- A Bank of America Merrill Lynch team found that consumers’ feelings about the economy were mostly tied to underlying “hard” economic data
- Political uncertainty didn’t seem to have much effect on those feelings
- Despite that, politics — and the policies that emerge from election results — may matter
Politics and economics are often intertwined, with the winners of elections having influence over policies that can affect the lives of millions.
However, the effects of political uncertainty, like that surrounding the recent election in France that went to a runoff in which centrist Emmanuel Macron defeated far-right nationalist Marine Le Pen, on consumer confidence are not necessarily as clear cut as one might think.
In a recent report to clients, a team at Bank of America Merrill Lynch led by Gilles Moec analyzed the effect of political uncertainty on consumer sentiment in France and Italy.
They found that consumer confidence is “generally very well” explained by a handful of “hard” economic variables, like income and employment figures.
However, changes in “pure sentiment” unrelated to those hard variables don’t necessarily mean a change in consumption decisions (aside from, maybe, the last few quarters in Italy).
Meanwhile, political uncertainty on its own didn’t have any “obvious” effect on confidence.
That being said, this doesn’t mean that politics doesn’t matter for understanding a country’s economy, Moec said.
“It does, but far more through the actual implementation of policies, affecting income, employment and asset prices, the ‘hard’ determinants of spending, than through the ‘confidence channel,'” he explained.
“In short, when looking at political developments, policy implementation should remain the main focus of market attention.”
Now, let’s look at the team’s actual analysis. (For the sake of clarity, and in light of the recent election, we’re going to stick with just the data on France.)
First up, the team attempted to estimate “pure sentiment,” or changes in consumer sentiment distinct from what would be expected based on economic fundamentals. They reasoned that this component of sentiment could be most susceptible to being influenced by political uncertainty.
They estimated a model for consumer confidence by changes in income, consumer prices, employment, and equity prices, and found that these four variables together can explain 84% of the variance in consumer confidence from 2000 to 2014 in France, leaving 16% as unexplained “pure sentiment.”
Of course, the team added it might have missed some other “hard” variables and that the remainder might not be completely “pure sentiment.”
They then found virtually no correlation between the “pure sentiment” residual confidence and the policy uncertainty index, which you can see on the adjacent chart.
To cross-check the possibility that they might not have been using the “correct” indicator for political uncertainty, they also tested out France’s “immigration fear index,” which has soared to an all-time high in the last three years. However, again, they found no link between that index and consumer confidence.

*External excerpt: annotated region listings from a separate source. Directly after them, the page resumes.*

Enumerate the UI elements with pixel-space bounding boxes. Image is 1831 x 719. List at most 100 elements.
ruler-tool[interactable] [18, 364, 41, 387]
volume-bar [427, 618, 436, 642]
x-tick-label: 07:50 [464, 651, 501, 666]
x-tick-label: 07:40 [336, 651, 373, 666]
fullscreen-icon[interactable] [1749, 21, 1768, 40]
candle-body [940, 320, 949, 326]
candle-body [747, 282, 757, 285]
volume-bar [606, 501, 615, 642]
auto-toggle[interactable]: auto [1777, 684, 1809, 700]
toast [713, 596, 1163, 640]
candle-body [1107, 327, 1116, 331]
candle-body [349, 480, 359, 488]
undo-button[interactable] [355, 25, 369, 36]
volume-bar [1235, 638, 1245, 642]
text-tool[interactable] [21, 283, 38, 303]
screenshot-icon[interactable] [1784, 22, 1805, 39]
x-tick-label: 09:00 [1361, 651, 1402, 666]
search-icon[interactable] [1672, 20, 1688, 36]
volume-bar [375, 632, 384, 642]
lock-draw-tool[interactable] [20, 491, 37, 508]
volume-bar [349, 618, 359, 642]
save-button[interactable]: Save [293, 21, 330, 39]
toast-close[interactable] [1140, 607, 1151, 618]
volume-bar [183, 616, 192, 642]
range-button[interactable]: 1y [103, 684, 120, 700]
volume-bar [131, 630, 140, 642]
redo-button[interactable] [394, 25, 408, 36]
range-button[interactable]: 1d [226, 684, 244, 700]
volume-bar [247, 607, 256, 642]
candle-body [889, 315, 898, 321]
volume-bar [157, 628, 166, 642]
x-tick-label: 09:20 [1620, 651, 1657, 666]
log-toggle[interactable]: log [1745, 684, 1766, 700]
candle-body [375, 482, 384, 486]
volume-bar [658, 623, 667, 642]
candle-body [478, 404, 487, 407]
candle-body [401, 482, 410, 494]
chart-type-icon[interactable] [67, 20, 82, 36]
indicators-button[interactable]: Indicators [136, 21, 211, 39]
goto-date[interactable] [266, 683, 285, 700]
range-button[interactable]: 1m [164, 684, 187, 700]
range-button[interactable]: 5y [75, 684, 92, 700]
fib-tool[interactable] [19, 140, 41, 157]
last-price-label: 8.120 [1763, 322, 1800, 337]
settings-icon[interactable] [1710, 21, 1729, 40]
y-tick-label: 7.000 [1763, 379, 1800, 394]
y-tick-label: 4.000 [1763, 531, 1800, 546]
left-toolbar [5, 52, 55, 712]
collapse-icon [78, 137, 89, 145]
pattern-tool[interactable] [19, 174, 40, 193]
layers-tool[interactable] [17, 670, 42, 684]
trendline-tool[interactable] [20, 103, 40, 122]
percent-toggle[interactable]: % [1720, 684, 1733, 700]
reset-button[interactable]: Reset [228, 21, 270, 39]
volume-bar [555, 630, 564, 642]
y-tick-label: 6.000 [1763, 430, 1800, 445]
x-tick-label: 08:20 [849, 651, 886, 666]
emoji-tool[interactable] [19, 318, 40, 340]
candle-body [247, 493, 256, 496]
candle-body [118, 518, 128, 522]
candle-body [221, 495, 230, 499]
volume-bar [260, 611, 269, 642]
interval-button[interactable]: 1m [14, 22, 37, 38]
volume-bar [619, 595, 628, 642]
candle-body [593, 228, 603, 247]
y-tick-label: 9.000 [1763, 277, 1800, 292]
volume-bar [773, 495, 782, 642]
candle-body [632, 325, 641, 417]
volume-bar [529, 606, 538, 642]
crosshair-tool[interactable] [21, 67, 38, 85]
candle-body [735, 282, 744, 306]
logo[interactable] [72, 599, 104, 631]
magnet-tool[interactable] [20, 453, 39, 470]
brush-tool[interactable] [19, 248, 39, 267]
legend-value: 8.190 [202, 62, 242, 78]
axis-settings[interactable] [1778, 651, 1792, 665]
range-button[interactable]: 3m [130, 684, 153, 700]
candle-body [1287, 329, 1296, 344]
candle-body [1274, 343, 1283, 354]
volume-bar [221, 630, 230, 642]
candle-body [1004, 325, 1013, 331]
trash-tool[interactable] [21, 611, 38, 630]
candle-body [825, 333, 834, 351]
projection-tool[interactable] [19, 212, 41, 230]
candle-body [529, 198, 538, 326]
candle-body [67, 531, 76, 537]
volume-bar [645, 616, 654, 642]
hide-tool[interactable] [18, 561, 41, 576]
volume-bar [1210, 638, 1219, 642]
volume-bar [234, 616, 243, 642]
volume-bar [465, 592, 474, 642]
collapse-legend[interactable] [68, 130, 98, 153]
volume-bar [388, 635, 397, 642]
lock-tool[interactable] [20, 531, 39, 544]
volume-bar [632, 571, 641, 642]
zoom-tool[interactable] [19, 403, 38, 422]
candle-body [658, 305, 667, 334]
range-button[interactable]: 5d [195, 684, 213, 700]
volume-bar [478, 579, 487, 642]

Interestingly, if anything, there was a very slight, counter-intuitively positive correlation — slightly stronger than with the policy uncertainty index.
Next, the team analyzed actual consumer behavior, estimating a model for actual household consumption using the same four “hard” variables from before. They found that those hard variables correlated quite closely with the observed household consumption data.
Again, from their report (emphasis ours):
“If ‘pure sentiment’ — the part of consumer confidence that is not explained by the same hard variables — has a bearing on actual consumption decisions, then we should find a significant correlation between the residuals of the two models. We don’t. Since [the first quarter of 2000], periods when consumer confidence is higher than what is warranted by the fundamentals do not coincide with period when actual consumption exceed the value predicted by fundamentals.
“For instance, the persistence ‘confidence excess’ in France since 2015 did not coincide with any ‘consumption excess’: private consumption behaved exactly as the developments in income, inflation, job creation, and equity prices suggested.”
Oddly enough, although the team couldn’t find statistical relevance of policy uncertainty for their confidence equation, they found a very slight correlation in their consumption equation.
In other words, although policy uncertainty might not greatly affect what people say about their economic outlook, the authors wrote it might kind of “subconsciously” affect what consumers actually do.
A lesson for America
Although the authors didn’t conduct a comparable analysis for the effects of political uncertainty on the US economy, they suggest “there might even be a lesson for the US there: despite the post-election jump in consumer confidence, consumer spending has slowed in recent months.”
Since US President Donald Trump’s election, a bunch of sentiment indicators have shot up. For example, consumers now think the government is great for business. But at the same time, we have not seen the hard data match the improving sentiment, yet. And Trump’s pro-business tax cuts and deregulation agenda have not yet come into effect, meaning that some of the benefits that firms are anticipating might not actually happen.
The crux of the debate stateside has been as follows: Will these improving sentiment indicators actually translate to concrete improvements in the US business sector, or are they just a reflection of Americans’ (and, more specifically, Republicans’) hopes for the current US administration?
Of course, we won’t know the answer until after we see what the Trump administration actually pushes through. It will also take time for the effects of those policies to show up in the hard economic data.
But, in any case, it’s fascinating to study the interplay between political and economic sentiment and consumer behavior.